Published: 22 May 2009



HX575 is a human recombinant epoetin alfa that was approved for use in Europe in 2007 under the European Medicines Agency biosimilar approval pathway. Therefore, in order to demonstrate the bioequivalence of HX575 to an existing epoetin alfa, the pharmacokinetic and pharmacodynamic response to steady state circulating concentrations of HX575 and a comparator epoetin alfa were compared following multiple intravenous administrations.


An open, randomised, parallel group study was conducted in 80 healthy adult males. Subjects were randomised to multiple intravenous doses of 100 IU/kg body weight of HX575 or of the comparator epoetin alfa three-times-weekly for four weeks. Serum epoetin concentrations were measured using an enzyme-linked immunosorbent assay and pharmacokinetic parameters for the two treatments were compared. The time course and area under the effect curve ratio of haematological characteristics were used as surrogate parameters for efficacy evaluation.

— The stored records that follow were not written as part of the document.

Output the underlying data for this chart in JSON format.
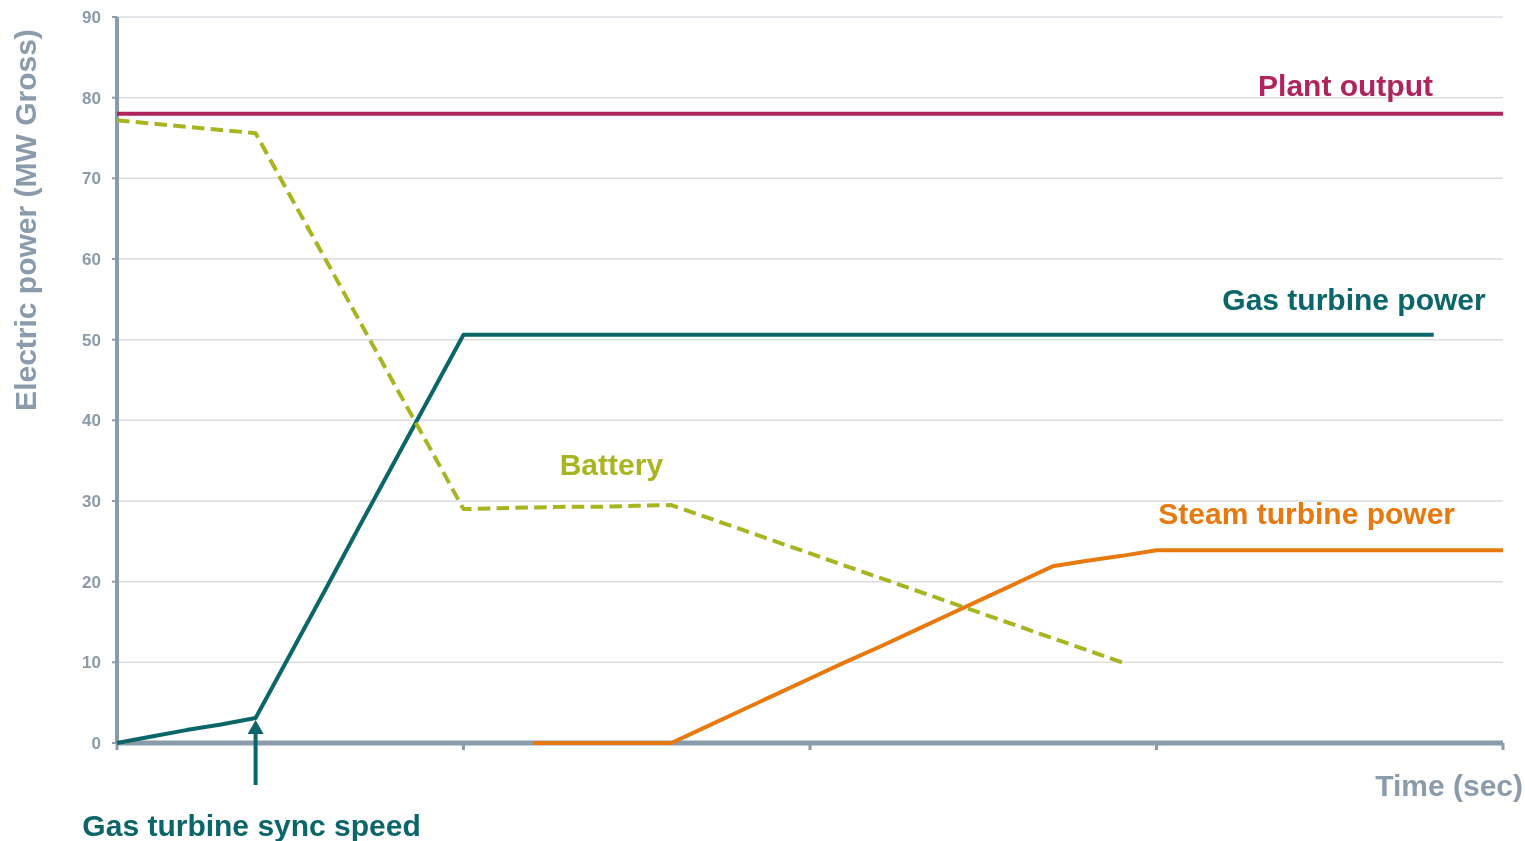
{
  "chart_data": {
    "type": "line",
    "xlabel": "Time (sec)",
    "ylabel": "Electric power (MW Gross)",
    "categories": [
      null,
      null,
      null,
      null,
      null,
      null,
      null,
      null,
      null,
      null,
      null,
      null,
      null,
      null,
      null,
      null,
      null,
      null,
      null,
      null,
      null,
      null,
      null,
      null,
      null,
      null,
      null,
      null,
      null,
      null,
      null,
      null,
      null,
      null,
      null,
      null,
      null,
      null,
      null,
      null,
      null
    ],
    "ylim": [
      0,
      90
    ],
    "yticks": [
      0,
      10,
      20,
      30,
      40,
      50,
      60,
      70,
      80,
      90
    ],
    "grid": "y",
    "legend": false,
    "marker": "none",
    "series": [
      {
        "name": "Plant output",
        "color": "#b0245e",
        "values": [
          78,
          78,
          78,
          78,
          78,
          78,
          78,
          78,
          78,
          78,
          78,
          78,
          78,
          78,
          78,
          78,
          78,
          78,
          78,
          78,
          78,
          78,
          78,
          78,
          78,
          78,
          78,
          78,
          78,
          78,
          78,
          78,
          78,
          78,
          78,
          78,
          78,
          78,
          78,
          78,
          78
        ],
        "line_style": "solid"
      },
      {
        "name": "Gas turbine power",
        "color": "#0b666a",
        "values": [
          0,
          0.8,
          1.6,
          2.3,
          3.1,
          11,
          18.9,
          26.9,
          34.8,
          42.7,
          50.6,
          50.6,
          50.6,
          50.6,
          50.6,
          50.6,
          50.6,
          50.6,
          50.6,
          50.6,
          50.6,
          50.6,
          50.6,
          50.6,
          50.6,
          50.6,
          50.6,
          50.6,
          50.6,
          50.6,
          50.6,
          50.6,
          50.6,
          50.6,
          50.6,
          50.6,
          50.6,
          50.6,
          50.6,
          null,
          null
        ],
        "line_style": "solid"
      },
      {
        "name": "Battery",
        "color": "#a8b520",
        "values": [
          77.2,
          76.8,
          76.4,
          76,
          75.6,
          67.8,
          60.1,
          52.3,
          44.5,
          36.8,
          29,
          29.1,
          29.2,
          29.3,
          29.3,
          29.4,
          29.5,
          28,
          26.5,
          25,
          23.5,
          22,
          20.5,
          19,
          17.5,
          16,
          14.5,
          13,
          11.5,
          10,
          null,
          null,
          null,
          null,
          null,
          null,
          null,
          null,
          null,
          null,
          null
        ],
        "line_style": "dashed"
      },
      {
        "name": "Steam turbine power",
        "color": "#e8790e",
        "values": [
          null,
          null,
          null,
          null,
          null,
          null,
          null,
          null,
          null,
          null,
          null,
          null,
          0,
          0,
          0,
          0,
          0,
          2,
          4,
          6,
          8,
          10,
          11.9,
          13.9,
          15.9,
          17.9,
          19.9,
          21.9,
          22.6,
          23.2,
          23.9,
          23.9,
          23.9,
          23.9,
          23.9,
          23.9,
          23.9,
          23.9,
          23.9,
          23.9,
          23.9
        ],
        "line_style": "solid"
      }
    ],
    "annotations": [
      "Gas turbine sync speed"
    ]
  }
}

The haematological profiles of both treatments were similar, as determined from their population mean curves and the AUECHb ratio and 90% confidence interval (99.9% [98.5–101.2%]), the primary pharmacodynamic endpoint of this study. The pharmacokinetic parameters after the treatments showed minor differences after single dosing, but not at steady state doses. After multiple doses, HX575 was bioequivalent to the comparator with respect to the rate and extent of exposure of exogenous epoetin (AUCτ ratio and 90% confidence interval: 89.2% [82.5–96.2%]). Study medication was well tolerated with no clinically relevant differences between safety profiles of the treatments. Anti-epoetin antibodies were not detected.


HX575 and the comparator epoetin alfa were bioequivalent at steady state circulating drug concentrations with respect to their pharmacokinetic profile and pharmacodynamic action. This supports the conclusion that HX575 and the comparator epoetin alfa, when administered intraveneously, will be equally efficacious and may be interchangeable as therapy.